Pada perkembangan berikutnya, pesantren mengalami banyak pembenahan. Pembenahan ini tidak saja terjadi pada ranah kurikulum, melainkan juga pada “ideologi kepesantrenan”. Tradisi salaf dan modern kemudian mengemuka dan menjadi wacana khusus. Seiring dengan wacana ini, para penulis dan tokoh dari kedua model institusi ini pun bermunculan. Biasanya, para penulis dari pesantren salaf menulis kitab (nadham) dan para penulis dari pesantren non-salaf menulis karyanya dalam bahasa Indonesia, baik berupa puisi maupun prosa; baik fiksi maupun non-fiksi.

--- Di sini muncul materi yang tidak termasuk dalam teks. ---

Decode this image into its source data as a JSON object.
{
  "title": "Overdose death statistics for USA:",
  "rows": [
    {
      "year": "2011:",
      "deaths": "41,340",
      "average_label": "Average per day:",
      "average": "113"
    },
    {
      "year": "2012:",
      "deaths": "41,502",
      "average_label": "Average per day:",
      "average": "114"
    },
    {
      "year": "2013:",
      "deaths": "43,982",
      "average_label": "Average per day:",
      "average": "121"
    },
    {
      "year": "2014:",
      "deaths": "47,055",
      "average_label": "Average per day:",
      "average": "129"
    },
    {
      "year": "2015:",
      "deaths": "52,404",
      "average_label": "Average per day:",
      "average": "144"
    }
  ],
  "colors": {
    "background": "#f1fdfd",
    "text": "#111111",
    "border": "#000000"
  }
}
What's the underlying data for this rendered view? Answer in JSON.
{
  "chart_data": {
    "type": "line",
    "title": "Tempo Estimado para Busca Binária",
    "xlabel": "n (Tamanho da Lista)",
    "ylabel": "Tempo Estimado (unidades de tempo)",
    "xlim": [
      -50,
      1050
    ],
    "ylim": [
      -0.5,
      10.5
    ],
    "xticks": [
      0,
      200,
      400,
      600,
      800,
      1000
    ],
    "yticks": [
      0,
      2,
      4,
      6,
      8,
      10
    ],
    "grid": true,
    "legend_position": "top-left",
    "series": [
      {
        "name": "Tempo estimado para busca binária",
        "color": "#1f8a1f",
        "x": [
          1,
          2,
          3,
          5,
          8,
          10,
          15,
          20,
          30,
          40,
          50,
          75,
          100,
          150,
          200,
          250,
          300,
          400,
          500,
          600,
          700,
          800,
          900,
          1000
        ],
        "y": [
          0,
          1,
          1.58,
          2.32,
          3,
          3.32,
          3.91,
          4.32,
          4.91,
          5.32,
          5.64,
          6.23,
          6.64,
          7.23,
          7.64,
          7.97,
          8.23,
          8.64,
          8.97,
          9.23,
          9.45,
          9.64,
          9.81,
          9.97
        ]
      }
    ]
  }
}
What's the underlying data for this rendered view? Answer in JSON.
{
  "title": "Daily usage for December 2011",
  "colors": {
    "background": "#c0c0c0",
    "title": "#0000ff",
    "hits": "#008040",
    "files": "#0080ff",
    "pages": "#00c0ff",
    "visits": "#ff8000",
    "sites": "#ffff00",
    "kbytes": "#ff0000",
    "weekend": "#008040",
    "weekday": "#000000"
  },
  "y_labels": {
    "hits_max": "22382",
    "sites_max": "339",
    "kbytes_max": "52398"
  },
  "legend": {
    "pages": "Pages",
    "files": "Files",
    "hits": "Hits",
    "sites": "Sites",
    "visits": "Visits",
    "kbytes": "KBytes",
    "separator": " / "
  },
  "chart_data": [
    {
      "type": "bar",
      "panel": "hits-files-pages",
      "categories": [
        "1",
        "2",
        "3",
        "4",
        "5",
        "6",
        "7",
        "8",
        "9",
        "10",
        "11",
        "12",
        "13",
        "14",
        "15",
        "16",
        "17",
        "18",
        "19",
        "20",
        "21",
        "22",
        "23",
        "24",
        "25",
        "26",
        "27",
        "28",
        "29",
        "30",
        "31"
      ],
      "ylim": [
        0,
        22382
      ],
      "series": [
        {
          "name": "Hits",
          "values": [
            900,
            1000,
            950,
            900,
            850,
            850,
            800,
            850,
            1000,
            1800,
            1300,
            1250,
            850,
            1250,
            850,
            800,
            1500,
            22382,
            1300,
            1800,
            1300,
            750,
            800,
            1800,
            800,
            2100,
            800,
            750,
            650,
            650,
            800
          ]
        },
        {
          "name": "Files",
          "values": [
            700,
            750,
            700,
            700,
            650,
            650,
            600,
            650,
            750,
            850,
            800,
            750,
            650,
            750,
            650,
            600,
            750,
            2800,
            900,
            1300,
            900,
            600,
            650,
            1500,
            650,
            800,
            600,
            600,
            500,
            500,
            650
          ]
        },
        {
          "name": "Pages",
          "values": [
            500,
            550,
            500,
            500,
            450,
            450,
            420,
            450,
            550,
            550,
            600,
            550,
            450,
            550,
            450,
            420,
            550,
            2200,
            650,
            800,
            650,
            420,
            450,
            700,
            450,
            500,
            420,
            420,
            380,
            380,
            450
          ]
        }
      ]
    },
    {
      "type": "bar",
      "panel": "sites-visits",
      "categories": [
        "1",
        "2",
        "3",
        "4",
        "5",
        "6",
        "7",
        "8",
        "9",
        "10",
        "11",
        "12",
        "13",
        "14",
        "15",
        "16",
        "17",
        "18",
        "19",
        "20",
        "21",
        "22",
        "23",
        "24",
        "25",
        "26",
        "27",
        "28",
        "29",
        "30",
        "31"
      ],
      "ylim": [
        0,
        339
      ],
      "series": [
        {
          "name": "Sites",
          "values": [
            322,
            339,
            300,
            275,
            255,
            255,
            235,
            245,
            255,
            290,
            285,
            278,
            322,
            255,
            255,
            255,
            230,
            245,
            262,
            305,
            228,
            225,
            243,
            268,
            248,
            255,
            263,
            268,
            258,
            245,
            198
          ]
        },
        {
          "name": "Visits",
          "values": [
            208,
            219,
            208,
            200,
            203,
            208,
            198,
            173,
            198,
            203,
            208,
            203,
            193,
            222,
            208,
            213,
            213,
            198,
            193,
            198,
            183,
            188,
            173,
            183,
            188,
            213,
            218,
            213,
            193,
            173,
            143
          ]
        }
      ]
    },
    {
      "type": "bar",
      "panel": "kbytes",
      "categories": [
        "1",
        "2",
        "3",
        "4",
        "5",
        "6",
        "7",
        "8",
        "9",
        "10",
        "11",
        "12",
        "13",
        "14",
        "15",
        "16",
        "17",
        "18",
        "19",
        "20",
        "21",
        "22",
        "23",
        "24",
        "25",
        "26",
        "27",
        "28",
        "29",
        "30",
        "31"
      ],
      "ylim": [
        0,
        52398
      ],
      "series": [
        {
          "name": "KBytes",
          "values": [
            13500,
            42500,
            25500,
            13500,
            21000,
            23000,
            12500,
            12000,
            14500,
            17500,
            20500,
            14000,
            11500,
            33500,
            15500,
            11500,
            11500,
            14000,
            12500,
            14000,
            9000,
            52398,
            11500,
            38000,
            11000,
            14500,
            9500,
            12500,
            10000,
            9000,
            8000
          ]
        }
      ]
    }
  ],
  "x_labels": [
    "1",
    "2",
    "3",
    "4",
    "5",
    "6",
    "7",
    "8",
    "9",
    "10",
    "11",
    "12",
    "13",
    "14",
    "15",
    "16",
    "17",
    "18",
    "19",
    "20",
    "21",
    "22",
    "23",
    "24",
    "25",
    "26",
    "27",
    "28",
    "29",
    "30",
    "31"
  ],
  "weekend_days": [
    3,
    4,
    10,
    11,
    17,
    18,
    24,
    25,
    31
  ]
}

Akan tetapi, jika dihitung dari usia awal mula pesantren dikenal di Nusantara, bahkan sebagai cikal-bakal model lembaga pendidikan “asli” Nusantara, munculnya penulis-penulis berlatar pesantren ini terhitung lambat (dengan catatan: jika yang dimaksud “menulis” itu adalah “menulis dengan menggunakan Bahasa Indonesia”). Nama-nama tokoh, yang nota bene merupakan penulis (eseis/sastrawan), seperti Abdurrahman Wahid (Gus Dur), Nurcholis Madjid, maupun Emha Ainun Nadjib, muncul dan berkiprah dalam kancah pemikiran penting di tanah air. Belakangan, muncul nama Kiai Muhyiddin, Agoes Masyhuri, Kiai Husein, Said Agil Siradj, dll.

Meskipun para penulis tersebut tidak menekuni bidang karya sastra secara khusus, tetapi dapat dipastikan kalau selama bergelut di pesantren dahulu, pastilah tradisi kepengarangan mereka diawali dari tradisi menulis karya sastra, menulis puisi dan cerpen misalnya. Sebab, di samping seperti telah diungkap di muka, tradisi bersastra begitu kuat di mana pun pesantren, bahkan bukti-bukti untuk itu masih terekam dalam jejak yang jelas hingga saat ini.

Ada pula beberapa penulis yang memang secara khusus menekuni jalan hidupnya di jalur kesusastraan. Sebut saja nama Djamil Suherman, Gus Mus, M. Fudoli Zaini, Zainal Arifin Toha, dan seterusnya. Dan jika dihitung siapa saja santri/alumni yang menjadi sastrawan/penyair, yang lahir dan pernah belajar di pesantren meskipun mereka sendiri tidak mengangkat tema-tema kepesantrenan, bahkan mungkin secara ekstrem “menolak” nilai-nilai kepesantrenan, barangkali jumlahnya akan ada sekian puluh, atau mungkin ratusan.

SASTRA DAN SASTRA PESANTREN

Tidak dapat disangkal, suka atau tidak suka, Gus Dur-lah yang telah membukakan pintu gerbang kepesantrenan: pintu tempat orang-orang luar masuk dan melihat-lihat pesantren, dan dia pulalah yang mengajak civitas pesantren untuk keluar dan menunjukkan diri kepada dunia.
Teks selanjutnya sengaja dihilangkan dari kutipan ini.